Photography is a surprisingly complex visual puzzle. In addition to using a lot of numbers, it is rife with its own jargon: the inverse square law, the exposure triangle, circles of confusion, lighting ratios, the rule of thirds, and on and on.

One excellent use for a wide angle lens is to utilize the directional elements of an image, called leading lines, to draw the viewer into the center of an image, as in this November 2012 high school playoff football game.
One excellent use for a wide angle lens is to utilize the directional elements of an image, called leading lines, to draw the viewer into the center of an image, as in this November 2012 high school playoff football game.

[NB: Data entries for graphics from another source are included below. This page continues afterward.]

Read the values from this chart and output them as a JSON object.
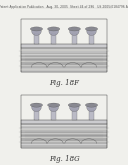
{
  "bg_color": "#f0f0ec",
  "header_text": "Patent Application Publication   Aug. 30, 2005  Sheet 44 of 296   US 2005/0184796 A1",
  "header_fontsize": 2.2,
  "fig_labels": [
    "Fig. 18F",
    "Fig. 18G"
  ],
  "fig_label_fontsize": 5.0,
  "line_color": "#444444",
  "dark_color": "#222222",
  "layer_colors": [
    "#d8d8d8",
    "#c8c8c8",
    "#b8b8b8",
    "#c0c0c0",
    "#d0d0d0",
    "#c4c4c4",
    "#b0b0b0",
    "#bebebe"
  ],
  "bump_colors": [
    "#a0a0a8",
    "#b0b0b8",
    "#c0c0c8"
  ],
  "wire_color": "#333333",
  "label_color": "#333333",
  "annotation_color": "#555555"
}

One thing I see again and again, and hear described and debated, that is directly related to the geometry of photography, is the misuse of wide angle lenses. Many images that make very poor use of wide angle lenses pass through my hands every day. Not only do I see tons of images shot with wide angles that simply fail to fill the frame with a basic subject (like group photos with the group in the middle of a mostly empty frame), I also see wide angle images that fail to grasp the most fundamental concept in photography: storytelling.

Proper selection of focal length is one of the ways we tell the viewer our story, but it doesn’t end there. Once we have mounted our 18mm or our 85mm or our 300mm, we can’t just sit back and let it do the work. I see a lot of web forum posts with titles like, “What’s the best portrait lens (or wide angle, or telephoto, etc.) for my Camcon 9000?”

The answer is, of course, “that depends.” And it mostly depends on you.

The most important thing you can do with a wide-angle lens – and I can’t emphasize this enough – is use near-far relationships to invite the audience into your image. Without this essential storytelling element, wide angle shots, particularly landscapes, can easily bore the audience.

Here is a very dull photo of some rebar by the side of the road, shot with a 12mm lens. Compare to...
Here is a very dull photo of some rebar by the side of the road, shot with a 12mm lens. Compare to…
…same scene, same lens, same exposure, same light, but with a very different result. Essentially, all I did was move.
…same scene, same lens, same exposure, same light, but with a very different result. Essentially, all I did was move.

In the end, the success of your images made with a wide angle or ultra wide angle lens will sink or swim on how you use it. It requires a willingness to give up boring, easy perspectives and work to find ways to tell your story with the lines and angles that are available with these incredible tools.